An indigent person taxed with costs in a civil action is not jailed to work off this obligation. Section 15, Article I of the Ohio Constitution, expressly prohibits imprisonment for civil debt.6 In criminal cases, court costs, assessed *103to defray the administrative costs of the litigation, are likewise subject to the same prohibition. The purpose of assessing costs in criminal and in civil cases is the same, and there is no justification for imprisonment for nonpayment of costs in criminal cases but not in civil cases.
By being involved in court proceedings, any litigant, by implied contract, becomes liable for the payment of court costs if taxed as a part of the court’s judgment. A judgment for costs in a criminal case is a civil, not a criminal, obligation, and may be collected only by the methods provided for the collection of civil judgments. To hold otherwise would permit that which is constitutionally prohibited. As this court stated in 1900, “money obligations arising upon contract, express or implied, and judgments rendered thereon, are debts within the purview of Section 15 of the [Ohio] Bill of Rights # * Second National Bank of Sandusky v. Becker, 62 Ohio St. 289 (paragraph one of the syllabus).
Thus, while a government can require that a fine be worked off at a reasonable rate, because of its punitive, retributive, and rehabilitative interest in the person fined, it cannot require confinement to work off court costs in order to satisfy its contractual interest.
The judgment of the Court of Appeals is reversed and the cause is remanded to that court, with instructions to allow the writ.
Judgment reversed.
Matthias, O’Neill and Herbert, JJ., concur. Taft, C. J., concurs in paragraphs one, three, six, seven and eight of the syllabus and in the judgment. Schneider, J., concurs in paragraphs one, two, three, six, seven and eight of the syllabus and in the judgment. Corrigan, J., concurs in the judgment only.See Brown v. Board of Edn. of Topeka, 347 U. S. 483 (statutes permitting or requiring segregation).
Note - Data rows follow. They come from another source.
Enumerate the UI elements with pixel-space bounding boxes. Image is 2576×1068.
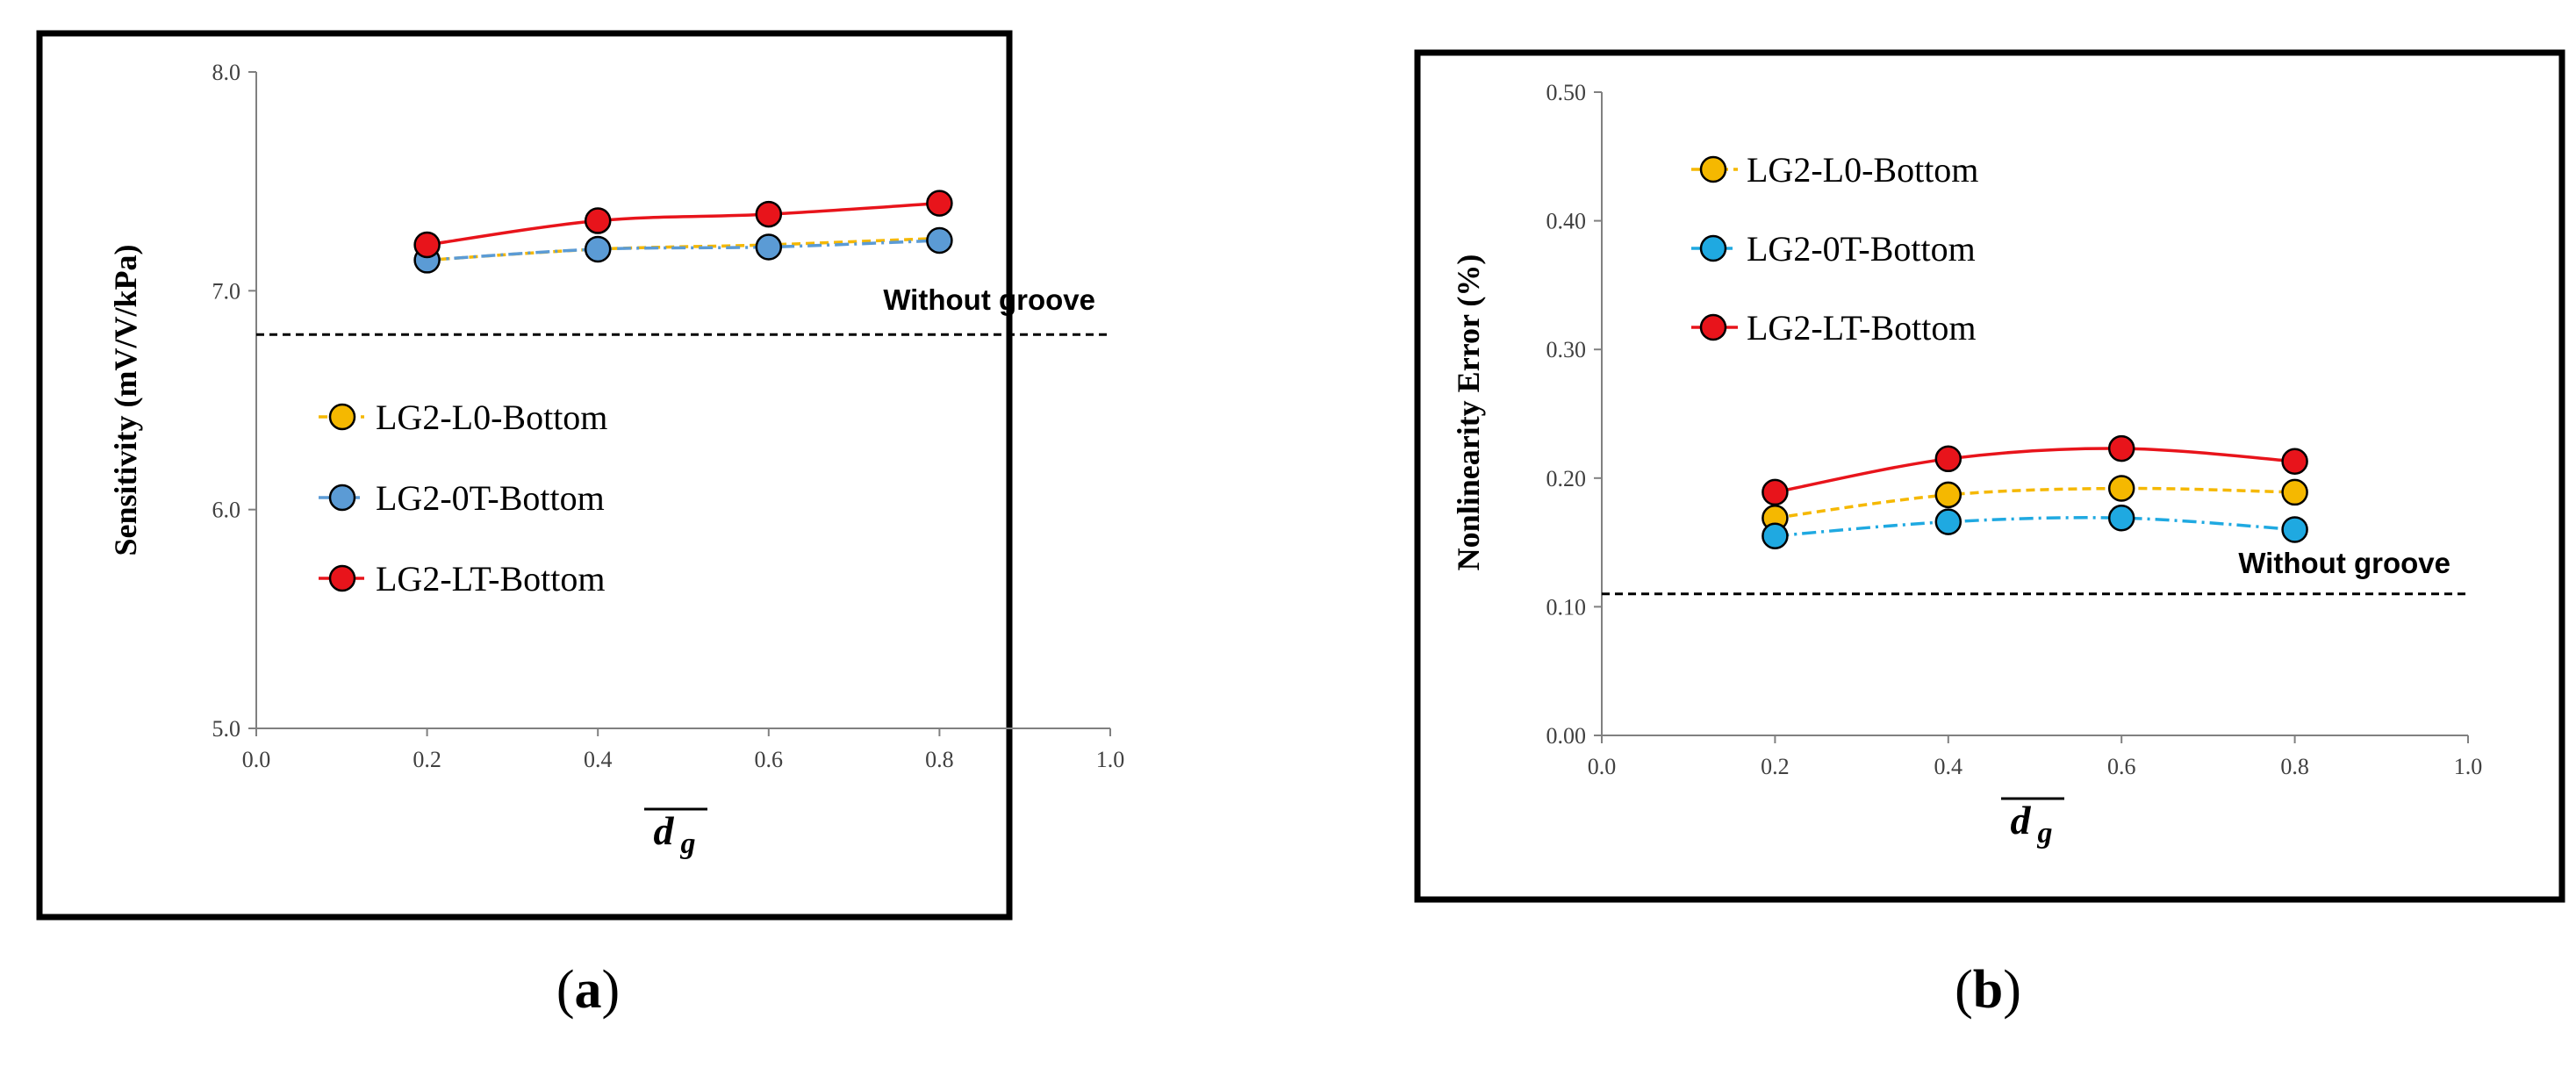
y-tick-label: 0.40 <box>1546 209 1587 234</box>
x-axis-label-subscript: g <box>2037 817 2053 849</box>
legend-label: LG2-LT-Bottom <box>376 559 606 599</box>
data-point-LG2-0T-Bottom <box>926 226 953 254</box>
x-tick-label: 0.2 <box>413 747 441 772</box>
x-axis-label-subscript: g <box>680 828 696 860</box>
series-line-LG2-L0-Bottom <box>1775 486 2295 520</box>
y-tick-label: 0.00 <box>1546 723 1587 749</box>
legend-label: LG2-0T-Bottom <box>1747 229 1976 269</box>
data-point-LG2-0T-Bottom <box>2281 516 2308 543</box>
data-point-LG2-LT-Bottom <box>584 207 612 234</box>
series-line-LG2-LT-Bottom <box>1775 447 2295 494</box>
x-tick-label: 0.6 <box>755 747 784 772</box>
legend-marker <box>1699 234 1727 262</box>
data-point-LG2-0T-Bottom <box>1762 522 1789 550</box>
x-axis-label: d <box>2011 798 2032 842</box>
data-point-LG2-LT-Bottom <box>1934 445 1962 473</box>
y-tick-label: 0.30 <box>1546 337 1587 362</box>
y-tick-label: 7.0 <box>212 278 241 304</box>
x-tick-label: 0.4 <box>1934 754 1963 779</box>
legend-marker <box>328 403 356 431</box>
data-point-LG2-LT-Bottom <box>755 200 783 228</box>
x-tick-label: 0.2 <box>1761 754 1790 779</box>
data-point-LG2-L0-Bottom <box>2281 478 2308 506</box>
y-tick-label: 0.10 <box>1546 594 1587 620</box>
y-axis-label: Sensitivity (mV/V/kPa) <box>108 245 143 556</box>
data-point-LG2-LT-Bottom <box>2281 448 2308 475</box>
x-tick-label: 0.8 <box>925 747 954 772</box>
data-point-LG2-LT-Bottom <box>926 190 953 217</box>
reference-line-label: Without groove <box>883 283 1095 316</box>
data-point-LG2-LT-Bottom <box>2107 434 2135 462</box>
chart-panel-a: 5.0 6.0 7.0 8.0 0.0 0.2 0.4 0.6 0.8 1.0 Sensitivit… <box>36 30 1125 1020</box>
y-tick-label: 0.20 <box>1546 466 1587 491</box>
data-point-LG2-L0-Bottom <box>2107 475 2135 502</box>
series-line-LG2-0T-Bottom <box>1775 516 2295 538</box>
data-point-LG2-LT-Bottom <box>1762 478 1789 506</box>
legend-label: LG2-LT-Bottom <box>1747 308 1977 348</box>
legend-label: LG2-L0-Bottom <box>1747 150 1978 190</box>
legend-label: LG2-0T-Bottom <box>376 478 605 518</box>
chart-frame <box>1414 49 2565 903</box>
legend-marker <box>1699 313 1727 341</box>
x-tick-label: 0.8 <box>2280 754 2309 779</box>
panel-label: (b) <box>1955 960 2021 1020</box>
legend-marker <box>328 564 356 592</box>
x-tick-label: 0.0 <box>242 747 271 772</box>
legend-label: LG2-L0-Bottom <box>376 398 607 437</box>
y-tick-label: 0.50 <box>1546 80 1587 105</box>
reference-line-label: Without groove <box>2238 547 2450 579</box>
x-tick-label: 1.0 <box>2454 754 2483 779</box>
y-tick-label: 8.0 <box>212 60 241 85</box>
data-point-LG2-0T-Bottom <box>755 233 783 261</box>
x-tick-label: 0.4 <box>584 747 613 772</box>
data-point-LG2-0T-Bottom <box>1934 508 1962 535</box>
x-tick-label: 0.6 <box>2107 754 2136 779</box>
data-point-LG2-L0-Bottom <box>1934 481 1962 509</box>
data-point-LG2-0T-Bottom <box>584 235 612 263</box>
y-tick-label: 5.0 <box>212 716 241 742</box>
x-axis-label: d <box>654 808 675 853</box>
series-line-LG2-0T-Bottom <box>427 239 940 262</box>
legend-marker <box>1699 155 1727 183</box>
series-line-LG2-LT-Bottom <box>427 201 940 247</box>
legend-marker <box>328 484 356 512</box>
y-tick-label: 6.0 <box>212 498 241 523</box>
x-tick-label: 1.0 <box>1096 747 1125 772</box>
chart-panel-b: 0.00 0.10 0.20 0.30 0.40 0.50 0.0 0.2 0.4 0.6 0.8 1… <box>1414 49 2565 1020</box>
data-point-LG2-0T-Bottom <box>2107 504 2135 532</box>
data-point-LG2-LT-Bottom <box>413 231 441 259</box>
panel-label: (a) <box>556 960 620 1020</box>
y-axis-label: Nonlinearity Error (%) <box>1451 254 1486 571</box>
x-tick-label: 0.0 <box>1588 754 1617 779</box>
chart-frame <box>36 30 1013 921</box>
See, also, McLaurin v. Oklahoma State Regents, 339 U. S. 637.
Yick Wo v. Hopkins, 118 U. S. 356; Hernandez v. Texas, 347 U. S, 475; Fowler v. Rhode Island, 345 U. S, 67.
Williams v. Oklahoma City, 89 S. Ct. 1818, and the numerous cases cited therein which are an outgrowth of the Griffin analysis.
Section 15, Article I of the Ohio Constitution, provides:
“No person shall be imprisoned for debt in any civil action, on mesne or final process, unless in cases of fraud.”